When I booted up the game for the first time, I looked around the different modes, delving into them one after the other, looking for some kind of a tutorial, matches with bots or even a training grounds where I could test out each of the classes to see what they were capable of.
Unfortunately, I quickly realized that there was no such thing, and the only thing I could do was quickplay. To be thrown into a random objective mode with other players, without even knowing a single skill of any of the classes. My first few matches went by rather quickly as I won and lost without any real consequences to what I was doing because I was looking up controls and trying out each class.
I spawned, then I died. I spawned, then I died and I learned nothing from those deaths as I was watching other players pull off maneuvers that I had no idea how to do and it was simply not fun to play at all.
To say that LawBreakers made a poor first impression would be quite the understatement as if I wasn’t reviewing the game, I would have given up on it right then and there. I have no tolerance for a skilled based shooter that doesn’t actually try to teach the “skill” aspect to its player base.
Not to say that the game is too overwhelming after the initial bump as it only has nine classes and once I settled on two classes I liked playing, I started becoming comfortable and was able to competently contribute to the team.

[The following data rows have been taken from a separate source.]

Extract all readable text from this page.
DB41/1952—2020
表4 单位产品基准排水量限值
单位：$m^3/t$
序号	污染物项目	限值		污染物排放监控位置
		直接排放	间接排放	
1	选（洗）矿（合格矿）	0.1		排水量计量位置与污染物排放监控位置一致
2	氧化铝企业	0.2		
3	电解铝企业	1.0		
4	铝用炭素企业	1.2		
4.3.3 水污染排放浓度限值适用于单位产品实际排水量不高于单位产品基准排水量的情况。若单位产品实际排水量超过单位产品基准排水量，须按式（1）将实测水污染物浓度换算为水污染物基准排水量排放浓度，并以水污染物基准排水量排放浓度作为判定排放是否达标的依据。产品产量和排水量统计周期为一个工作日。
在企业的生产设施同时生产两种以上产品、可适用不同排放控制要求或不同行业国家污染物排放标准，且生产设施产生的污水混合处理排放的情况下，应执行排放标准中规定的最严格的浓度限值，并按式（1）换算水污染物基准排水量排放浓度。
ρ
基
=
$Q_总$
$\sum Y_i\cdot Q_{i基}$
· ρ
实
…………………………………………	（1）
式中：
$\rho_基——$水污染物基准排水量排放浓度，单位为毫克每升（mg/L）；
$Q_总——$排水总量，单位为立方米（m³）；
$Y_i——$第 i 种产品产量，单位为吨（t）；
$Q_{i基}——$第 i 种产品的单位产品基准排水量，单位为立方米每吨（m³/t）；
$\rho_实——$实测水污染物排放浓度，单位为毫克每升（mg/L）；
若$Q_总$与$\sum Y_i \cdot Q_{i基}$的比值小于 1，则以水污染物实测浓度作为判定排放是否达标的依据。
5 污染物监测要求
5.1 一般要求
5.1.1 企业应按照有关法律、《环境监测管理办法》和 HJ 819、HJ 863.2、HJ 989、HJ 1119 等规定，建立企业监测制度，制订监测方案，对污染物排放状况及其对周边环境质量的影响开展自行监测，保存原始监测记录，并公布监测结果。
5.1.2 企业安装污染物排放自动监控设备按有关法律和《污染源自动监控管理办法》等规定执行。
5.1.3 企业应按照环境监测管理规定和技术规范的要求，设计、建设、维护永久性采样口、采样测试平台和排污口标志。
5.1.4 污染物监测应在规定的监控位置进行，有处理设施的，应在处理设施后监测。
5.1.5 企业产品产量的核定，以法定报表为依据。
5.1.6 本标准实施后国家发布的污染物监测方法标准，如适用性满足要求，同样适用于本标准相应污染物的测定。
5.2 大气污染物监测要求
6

The characters themselves all looked like generic sci-fi special ops rejects, and I had a hard time singling out even one character that I thought looked interesting. Even after reading the short bio of each of the characters, I feel like didn’t have any real context on who they are or what they’re fighting for, making it feel impossible to connect with them in any meaningful way.
Like, what the fuck even is the Shura Corporation?
Wait, don’t answer that, I don’t care.
It also features only eight maps, which honestly wouldn’t be that bad if they didn’t feel interchangeable, and most of the time I felt like I was playing the same map. Worse yet, every play mode available was used on every map, and it made these interchangeable maps feel even more samey.
The most alarming thing about the current state of LawBreakers is its dwindling player base, which I’ve experienced firsthand as I had no issues finding matches very quickly starting in the 2nd week after release but now, a month after the game’s release, I find myself waiting over a minute at times and even when I would get into a game, it would remain at skirmish for even longer, waiting for players. Then, I would get matched with players of vastly different skill levels to the point where sometimes I felt like I was playing against masters and at other times, relative newcomers like myself.
It’s quite alarming to say the least, and even though it’s certainly possible that the community will see a resurgence at some point if the history of similar scenarios are an indicator, it rarely ever happens.
Despite my many grievances, once I actually learned how to play the game, I did have fun. However, getting to that level of competence was certainly not helped by the game in any way, shape or form and as it becomes more and more difficult to find matches online as the weeks go by, I can’t help but wonder if it’s even worth it to take a risk boarding what may very well be a sinking ship.
Fun Tidbit – Backwards blind fire, which is important in getting around in zero-gravity is mapped by default to the down d-pad which you can and should change immediately by switching control schemes.
Review copy of game provided by publisher.